Unfortunately for Lindor, he came in at the wrong time. Team USA was tearing the cover off the ball by the time he entered the game en route to a 17-5 victory, so there wasn’t much action for the infield as pitch after pitch sailed into the outfield. The Tribe’s top prospect didn’t get many chances to show off his Gold Glove-caliber defense for the national audience.
He also got only one at-bat despite playing nearly half the game, though he made the most of it as he took the first pitch he saw into right field for a single. It was quite an accomplishment considering that pitch was a 95 mph fastball from Seattle’s Taijuan Walker, whom many consider the second best pitching prospect behind Baltimore’s Dylan Bundy.
Meanwhile, Aguilar played completely differently than what I expected. I said in my preview that he’d either blast one out of the park he’d suffer as the more advanced pitchers exposed the holes in his swing. Yet he showed great plate discipline, drawing a ful- count walk from the top pick in the 2011 Draft, Gerrit Cole. He fouled off two tough pitches to eventually get on base, and would eventually score. He later added a single, but had a huge baserunning gaffe as he tried to advance to third when a ball bounced out of the catcher’s glove and was quickly thrown out. He would leave after the sixth inning.
On the other hand, Aguilar shined in the field. He didn’t have any big plays, but he played solid defense at first on a day when most other fielders were terrible.

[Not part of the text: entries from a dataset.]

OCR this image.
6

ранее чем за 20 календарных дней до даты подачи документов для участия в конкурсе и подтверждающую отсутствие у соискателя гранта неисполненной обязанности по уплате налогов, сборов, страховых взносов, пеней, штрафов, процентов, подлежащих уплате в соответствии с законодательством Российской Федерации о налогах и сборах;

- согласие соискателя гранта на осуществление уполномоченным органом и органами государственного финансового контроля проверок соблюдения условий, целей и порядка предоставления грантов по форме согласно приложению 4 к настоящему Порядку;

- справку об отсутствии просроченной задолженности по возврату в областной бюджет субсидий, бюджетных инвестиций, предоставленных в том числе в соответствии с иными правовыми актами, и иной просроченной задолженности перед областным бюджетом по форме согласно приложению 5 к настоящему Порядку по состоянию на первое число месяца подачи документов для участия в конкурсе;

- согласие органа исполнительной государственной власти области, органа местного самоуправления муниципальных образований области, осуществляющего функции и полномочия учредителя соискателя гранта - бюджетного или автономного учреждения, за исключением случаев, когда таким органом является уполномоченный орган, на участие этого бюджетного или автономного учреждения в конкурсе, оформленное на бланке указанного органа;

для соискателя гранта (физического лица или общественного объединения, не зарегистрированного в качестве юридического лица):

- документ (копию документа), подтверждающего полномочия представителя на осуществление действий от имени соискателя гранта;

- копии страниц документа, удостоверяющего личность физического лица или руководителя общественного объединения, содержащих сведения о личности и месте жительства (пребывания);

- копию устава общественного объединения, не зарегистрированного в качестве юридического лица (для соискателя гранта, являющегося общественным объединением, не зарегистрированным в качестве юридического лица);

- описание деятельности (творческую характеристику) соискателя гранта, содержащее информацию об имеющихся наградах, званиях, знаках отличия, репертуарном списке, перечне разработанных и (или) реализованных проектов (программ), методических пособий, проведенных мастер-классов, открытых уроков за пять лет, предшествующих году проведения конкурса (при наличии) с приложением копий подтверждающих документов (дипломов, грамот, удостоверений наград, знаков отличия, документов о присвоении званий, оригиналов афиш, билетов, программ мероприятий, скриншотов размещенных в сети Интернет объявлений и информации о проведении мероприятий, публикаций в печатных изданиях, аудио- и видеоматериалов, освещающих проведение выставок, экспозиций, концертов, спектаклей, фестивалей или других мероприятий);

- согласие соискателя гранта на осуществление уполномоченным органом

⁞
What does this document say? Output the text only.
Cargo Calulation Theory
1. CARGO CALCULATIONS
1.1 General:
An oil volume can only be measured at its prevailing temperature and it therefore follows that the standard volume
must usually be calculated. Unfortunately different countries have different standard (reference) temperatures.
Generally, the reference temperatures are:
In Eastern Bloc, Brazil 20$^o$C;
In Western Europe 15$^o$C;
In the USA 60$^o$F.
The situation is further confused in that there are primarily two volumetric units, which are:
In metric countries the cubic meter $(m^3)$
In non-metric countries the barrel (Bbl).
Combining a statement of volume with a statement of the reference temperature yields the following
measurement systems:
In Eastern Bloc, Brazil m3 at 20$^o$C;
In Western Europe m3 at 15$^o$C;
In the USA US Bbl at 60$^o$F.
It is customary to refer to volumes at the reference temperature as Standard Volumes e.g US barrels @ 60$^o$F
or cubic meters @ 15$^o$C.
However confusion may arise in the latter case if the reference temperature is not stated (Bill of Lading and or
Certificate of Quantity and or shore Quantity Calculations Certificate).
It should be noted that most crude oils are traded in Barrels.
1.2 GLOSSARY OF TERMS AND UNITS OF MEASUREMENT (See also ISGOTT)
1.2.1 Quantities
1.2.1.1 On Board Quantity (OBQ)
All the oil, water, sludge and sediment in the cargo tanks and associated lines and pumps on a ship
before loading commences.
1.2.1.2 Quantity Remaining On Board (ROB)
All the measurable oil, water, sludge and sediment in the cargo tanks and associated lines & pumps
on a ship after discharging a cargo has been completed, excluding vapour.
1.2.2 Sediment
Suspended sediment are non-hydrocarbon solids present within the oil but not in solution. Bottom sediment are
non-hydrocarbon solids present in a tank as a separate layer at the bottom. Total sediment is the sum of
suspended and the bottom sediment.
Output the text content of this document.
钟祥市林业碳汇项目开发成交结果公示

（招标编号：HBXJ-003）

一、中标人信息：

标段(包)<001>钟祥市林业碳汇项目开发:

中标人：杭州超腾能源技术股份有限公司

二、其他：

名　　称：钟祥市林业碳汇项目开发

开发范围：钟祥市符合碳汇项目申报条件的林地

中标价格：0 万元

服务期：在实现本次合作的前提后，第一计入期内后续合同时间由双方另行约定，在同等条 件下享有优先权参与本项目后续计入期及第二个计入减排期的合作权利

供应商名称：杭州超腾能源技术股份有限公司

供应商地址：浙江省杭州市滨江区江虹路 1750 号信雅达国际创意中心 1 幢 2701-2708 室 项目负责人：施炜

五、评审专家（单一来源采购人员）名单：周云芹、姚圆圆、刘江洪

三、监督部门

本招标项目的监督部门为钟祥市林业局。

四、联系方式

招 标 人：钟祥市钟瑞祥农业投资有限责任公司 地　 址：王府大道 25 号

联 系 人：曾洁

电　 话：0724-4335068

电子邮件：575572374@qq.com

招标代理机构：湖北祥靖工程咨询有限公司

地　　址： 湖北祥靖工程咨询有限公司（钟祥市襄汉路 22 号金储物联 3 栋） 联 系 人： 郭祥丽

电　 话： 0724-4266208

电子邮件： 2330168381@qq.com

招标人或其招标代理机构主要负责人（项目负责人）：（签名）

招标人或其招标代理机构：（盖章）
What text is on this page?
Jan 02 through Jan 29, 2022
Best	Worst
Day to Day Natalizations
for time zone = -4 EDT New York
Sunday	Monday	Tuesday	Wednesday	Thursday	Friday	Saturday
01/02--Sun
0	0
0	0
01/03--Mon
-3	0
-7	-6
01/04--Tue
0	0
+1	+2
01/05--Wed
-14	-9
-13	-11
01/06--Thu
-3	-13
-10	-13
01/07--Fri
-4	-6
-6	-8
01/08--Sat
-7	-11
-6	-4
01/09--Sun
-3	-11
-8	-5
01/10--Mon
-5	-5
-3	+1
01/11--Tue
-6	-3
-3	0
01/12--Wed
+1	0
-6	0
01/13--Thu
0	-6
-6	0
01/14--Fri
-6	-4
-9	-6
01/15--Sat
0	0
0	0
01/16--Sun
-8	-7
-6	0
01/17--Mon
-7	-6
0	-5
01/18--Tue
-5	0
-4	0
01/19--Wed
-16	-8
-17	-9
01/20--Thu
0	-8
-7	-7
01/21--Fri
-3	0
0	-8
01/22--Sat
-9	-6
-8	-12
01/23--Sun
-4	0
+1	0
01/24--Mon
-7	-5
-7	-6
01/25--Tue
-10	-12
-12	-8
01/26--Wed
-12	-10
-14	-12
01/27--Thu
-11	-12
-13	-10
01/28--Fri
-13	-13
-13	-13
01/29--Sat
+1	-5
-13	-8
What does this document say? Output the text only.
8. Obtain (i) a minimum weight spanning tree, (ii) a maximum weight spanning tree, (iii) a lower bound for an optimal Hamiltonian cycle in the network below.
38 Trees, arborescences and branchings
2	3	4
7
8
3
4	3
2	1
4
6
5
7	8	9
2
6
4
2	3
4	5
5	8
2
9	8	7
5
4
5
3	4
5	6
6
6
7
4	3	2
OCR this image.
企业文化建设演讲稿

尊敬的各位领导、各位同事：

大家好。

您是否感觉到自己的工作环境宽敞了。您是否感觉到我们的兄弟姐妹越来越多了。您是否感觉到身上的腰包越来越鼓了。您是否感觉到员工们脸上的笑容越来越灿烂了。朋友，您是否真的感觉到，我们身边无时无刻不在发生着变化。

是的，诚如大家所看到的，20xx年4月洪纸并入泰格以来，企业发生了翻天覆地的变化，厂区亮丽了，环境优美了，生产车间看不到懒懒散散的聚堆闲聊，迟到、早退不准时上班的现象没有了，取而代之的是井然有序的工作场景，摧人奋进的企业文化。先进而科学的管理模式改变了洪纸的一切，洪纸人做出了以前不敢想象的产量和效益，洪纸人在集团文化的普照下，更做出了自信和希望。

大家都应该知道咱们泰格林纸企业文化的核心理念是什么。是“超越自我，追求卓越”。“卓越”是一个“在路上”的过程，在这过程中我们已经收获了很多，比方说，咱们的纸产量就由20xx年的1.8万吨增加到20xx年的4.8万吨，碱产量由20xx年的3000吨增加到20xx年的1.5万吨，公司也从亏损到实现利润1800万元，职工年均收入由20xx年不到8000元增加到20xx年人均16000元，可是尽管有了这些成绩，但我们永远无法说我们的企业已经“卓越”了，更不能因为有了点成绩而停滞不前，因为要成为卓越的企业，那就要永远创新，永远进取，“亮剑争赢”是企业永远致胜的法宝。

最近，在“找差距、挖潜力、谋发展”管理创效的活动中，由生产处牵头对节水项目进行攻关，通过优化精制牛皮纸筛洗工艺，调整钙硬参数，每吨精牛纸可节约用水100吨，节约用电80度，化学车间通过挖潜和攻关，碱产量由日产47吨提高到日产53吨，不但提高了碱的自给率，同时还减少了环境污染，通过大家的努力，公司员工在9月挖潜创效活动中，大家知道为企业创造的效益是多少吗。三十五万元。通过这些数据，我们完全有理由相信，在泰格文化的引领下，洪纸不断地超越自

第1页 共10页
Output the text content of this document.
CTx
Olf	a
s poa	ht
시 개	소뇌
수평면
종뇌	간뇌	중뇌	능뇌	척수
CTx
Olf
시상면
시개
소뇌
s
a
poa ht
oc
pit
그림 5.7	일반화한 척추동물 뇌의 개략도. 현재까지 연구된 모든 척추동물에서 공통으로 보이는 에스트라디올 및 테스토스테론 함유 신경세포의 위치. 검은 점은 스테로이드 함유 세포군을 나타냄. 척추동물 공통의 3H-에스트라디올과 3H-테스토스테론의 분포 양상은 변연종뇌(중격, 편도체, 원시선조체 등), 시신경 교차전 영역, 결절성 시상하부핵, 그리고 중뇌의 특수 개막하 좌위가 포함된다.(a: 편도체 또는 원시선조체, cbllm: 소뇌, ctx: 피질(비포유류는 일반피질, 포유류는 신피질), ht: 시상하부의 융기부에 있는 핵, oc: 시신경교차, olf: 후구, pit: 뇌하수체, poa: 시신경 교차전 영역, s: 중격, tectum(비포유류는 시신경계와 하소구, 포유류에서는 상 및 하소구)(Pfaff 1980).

Cleveland’s prospects may not have been the talk of the prospect showcase event, but each definitely held his own—especially since, at 18, Lindor was the youngest player on the field and therefore could see a lot more MLB Futures Games in the ensuing years. Meanwhile, Aguilar has finally gotten recognition for his back-to-back monster seasons, and if he can keep up this kind of plate discipline he could find himself in Cleveland sooner than you might think.